Prenant la parole devant les médias, les responsables de l’APR sont revenus sur la situation de deux personnes mises en cause dans cette affaire : Tahirou Sarr et le député Mohamadou Ngom, dit Farba. Ils ont rappelé que l’annonce de la libération de Tahirou Sarr, intervenue le 12 janvier, avait suscité un large soulagement dans l’opinion publique. Une satisfaction de courte durée, selon eux, en raison de l’appel formé par le procureur du parquet financier, une décision que le parti attribue directement au Premier ministre, Ousmane Sonko.
Pour l’APR, cet appel s’inscrit dans une logique de récidive, rappelant qu’il s’agit de la deuxième fois qu’une ordonnance de mise en liberté est immédiatement contestée par le parquet. Le parti y voit l’illustration d’une justice à géométrie variable, marquée par une inégalité de traitement entre des personnes poursuivies pour des faits similaires.
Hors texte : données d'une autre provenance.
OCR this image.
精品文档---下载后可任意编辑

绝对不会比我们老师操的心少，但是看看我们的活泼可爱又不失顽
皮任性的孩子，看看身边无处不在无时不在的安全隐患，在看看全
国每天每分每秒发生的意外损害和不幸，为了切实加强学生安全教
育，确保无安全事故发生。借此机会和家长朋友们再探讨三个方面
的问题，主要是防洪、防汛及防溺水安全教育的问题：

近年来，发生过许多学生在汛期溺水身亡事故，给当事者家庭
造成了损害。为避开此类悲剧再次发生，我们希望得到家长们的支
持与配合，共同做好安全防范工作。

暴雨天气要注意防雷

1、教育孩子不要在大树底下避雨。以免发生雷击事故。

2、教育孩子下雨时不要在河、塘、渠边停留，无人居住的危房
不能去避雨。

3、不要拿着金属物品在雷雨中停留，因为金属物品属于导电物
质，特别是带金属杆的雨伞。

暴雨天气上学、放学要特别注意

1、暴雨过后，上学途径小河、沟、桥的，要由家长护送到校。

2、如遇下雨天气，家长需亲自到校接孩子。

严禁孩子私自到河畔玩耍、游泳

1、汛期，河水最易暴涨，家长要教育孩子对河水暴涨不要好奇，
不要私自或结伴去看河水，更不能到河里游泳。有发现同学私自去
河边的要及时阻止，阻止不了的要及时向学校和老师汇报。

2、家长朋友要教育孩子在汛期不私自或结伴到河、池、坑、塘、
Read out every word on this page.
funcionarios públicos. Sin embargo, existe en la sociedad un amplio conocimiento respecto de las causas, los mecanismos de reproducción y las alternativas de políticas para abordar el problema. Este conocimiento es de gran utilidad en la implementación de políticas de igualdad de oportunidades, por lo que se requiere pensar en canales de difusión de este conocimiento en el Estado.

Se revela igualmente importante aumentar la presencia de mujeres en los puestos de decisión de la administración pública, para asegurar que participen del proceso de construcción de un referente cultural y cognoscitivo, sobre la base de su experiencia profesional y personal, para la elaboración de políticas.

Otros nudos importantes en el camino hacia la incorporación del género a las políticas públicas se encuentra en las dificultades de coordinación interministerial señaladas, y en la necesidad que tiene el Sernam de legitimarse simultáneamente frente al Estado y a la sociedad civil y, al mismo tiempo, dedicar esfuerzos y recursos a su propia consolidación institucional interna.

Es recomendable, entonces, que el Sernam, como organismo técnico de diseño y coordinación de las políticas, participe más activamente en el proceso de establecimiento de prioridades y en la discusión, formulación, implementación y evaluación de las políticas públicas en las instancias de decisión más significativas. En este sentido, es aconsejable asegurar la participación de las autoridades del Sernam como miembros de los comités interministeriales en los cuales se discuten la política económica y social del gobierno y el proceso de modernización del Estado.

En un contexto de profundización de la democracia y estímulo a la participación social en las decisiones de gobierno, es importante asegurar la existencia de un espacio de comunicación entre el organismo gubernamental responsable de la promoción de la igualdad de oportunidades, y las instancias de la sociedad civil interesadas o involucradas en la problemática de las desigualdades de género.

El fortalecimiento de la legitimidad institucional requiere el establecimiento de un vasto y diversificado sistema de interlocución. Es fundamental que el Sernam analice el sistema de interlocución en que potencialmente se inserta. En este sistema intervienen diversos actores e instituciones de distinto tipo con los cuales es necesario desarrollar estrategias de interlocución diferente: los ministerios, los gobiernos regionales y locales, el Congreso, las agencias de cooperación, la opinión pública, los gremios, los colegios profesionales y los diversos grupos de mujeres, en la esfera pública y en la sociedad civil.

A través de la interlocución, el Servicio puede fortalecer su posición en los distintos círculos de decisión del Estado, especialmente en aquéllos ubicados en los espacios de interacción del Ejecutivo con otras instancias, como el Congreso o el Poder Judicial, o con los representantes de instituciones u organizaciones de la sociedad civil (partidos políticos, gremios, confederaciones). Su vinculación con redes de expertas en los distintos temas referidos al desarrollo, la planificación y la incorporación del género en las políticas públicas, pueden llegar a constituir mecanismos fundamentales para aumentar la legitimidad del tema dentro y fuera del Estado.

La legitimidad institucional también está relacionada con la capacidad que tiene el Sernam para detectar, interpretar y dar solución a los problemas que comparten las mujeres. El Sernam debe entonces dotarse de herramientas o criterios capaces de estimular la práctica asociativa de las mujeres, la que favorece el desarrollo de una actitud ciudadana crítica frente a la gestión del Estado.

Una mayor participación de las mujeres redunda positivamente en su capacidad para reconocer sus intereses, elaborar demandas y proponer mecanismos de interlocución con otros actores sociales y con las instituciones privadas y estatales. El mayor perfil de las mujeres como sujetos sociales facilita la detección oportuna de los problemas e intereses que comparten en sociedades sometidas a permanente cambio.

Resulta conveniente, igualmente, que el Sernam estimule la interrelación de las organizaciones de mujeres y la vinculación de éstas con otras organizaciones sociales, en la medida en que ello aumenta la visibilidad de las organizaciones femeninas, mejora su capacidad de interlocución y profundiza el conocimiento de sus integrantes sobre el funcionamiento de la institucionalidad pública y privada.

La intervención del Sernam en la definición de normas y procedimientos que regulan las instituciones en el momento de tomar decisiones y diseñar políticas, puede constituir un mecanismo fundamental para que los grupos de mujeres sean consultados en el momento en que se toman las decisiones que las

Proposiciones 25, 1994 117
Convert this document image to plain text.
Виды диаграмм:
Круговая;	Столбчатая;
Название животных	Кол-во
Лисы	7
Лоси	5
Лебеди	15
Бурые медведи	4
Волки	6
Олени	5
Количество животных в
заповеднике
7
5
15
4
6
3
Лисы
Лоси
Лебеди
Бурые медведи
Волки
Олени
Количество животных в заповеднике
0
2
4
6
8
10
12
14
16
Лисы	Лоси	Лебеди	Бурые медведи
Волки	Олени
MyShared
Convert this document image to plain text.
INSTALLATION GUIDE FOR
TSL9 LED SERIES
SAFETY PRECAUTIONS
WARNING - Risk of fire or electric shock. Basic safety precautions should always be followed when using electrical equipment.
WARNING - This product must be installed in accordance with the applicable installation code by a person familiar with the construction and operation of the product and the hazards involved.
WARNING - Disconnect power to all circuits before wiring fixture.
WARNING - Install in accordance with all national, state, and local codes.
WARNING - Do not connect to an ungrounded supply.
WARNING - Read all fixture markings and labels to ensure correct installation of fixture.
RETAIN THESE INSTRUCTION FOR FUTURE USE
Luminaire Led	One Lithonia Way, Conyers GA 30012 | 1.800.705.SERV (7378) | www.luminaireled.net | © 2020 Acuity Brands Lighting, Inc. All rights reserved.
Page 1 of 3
Les responsables de l’APR soutiennent que Farba Ngom demeure aujourd’hui le seul détenu dans ce dossier. Ils évoquent une succession d’actes qu’ils jugent révélateurs d’un acharnement, notamment la levée de son immunité parlementaire, son éviction du poste de vice-président de l’Assemblée nationale, ainsi que des accusations répétées depuis près d’un an sans preuve définitivement établie, selon eux.
Le parti souligne également que, malgré des rapports médicaux attestant l’incompatibilité de l’état de santé du député avec la détention carcérale, ce dernier demeure incarcéré. Une situation qualifiée d’inhumaine et contraire aux principes de l’État de droit.
Par ailleurs, l’APR a vivement critiqué la sortie publique de la garde des Sceaux, estimant que la conférence de presse de la ministre de la Justice relevait davantage d’une « conférence de panique » que d’un exercice institutionnel normal. Le parti s’interroge sur le rôle de Yassine Fall, qu’il accuse de se substituer au procureur de la République dans un dossier judiciaire en cours.
Pour les dirigeants de l’APR, le caractère politique de cette affaire ne fait aucun doute, rejetant l’hypothèse d’un traitement strictement judiciaire. Ils estiment qu’en présence d’un détenu malade, la loi permet une libération sous contrôle judiciaire, option qui, selon eux, n’a pas été envisagée.
Qualifiant le maintien en détention de Farba Ngom de « hérésie juridique », le parti pose une question centrale : comment expliquer que deux personnes poursuivies pour les mêmes faits fassent l’objet de décisions judiciaires différentes ? Une interrogation adressée directement à la justice sénégalaise.
Face à cette situation, l’Alliance pour la République exige la fin des détentions qu’elle juge arbitraires et réclame la libération sans condition des personnes concernées. Un plan d’action a été annoncé, comprenant une tournée auprès des autorités religieuses, des organisations de la société civile, des défenseurs des droits humains et des représentations diplomatiques, dans l’optique de préserver l’image et la stabilité du Sénégal. Des concertations avec les forces démocratiques et citoyennes ainsi que l’organisation prochaine d’une marche nationale sont également prévues.
En conclusion, les responsables de l’APR estiment que la République est en danger et que la démocratie est menacée, appelant à une mobilisation générale pour leur sauvegarde.
À noter que cette conférence de presse de l’APR est intervenue dans la foulée de celle de la garde des Sceaux, au cours de laquelle la ministre de la Justice, Yassine Fall, a évoqué de nouveaux éléments susceptibles d’alourdir le dossier de Farba Ngom.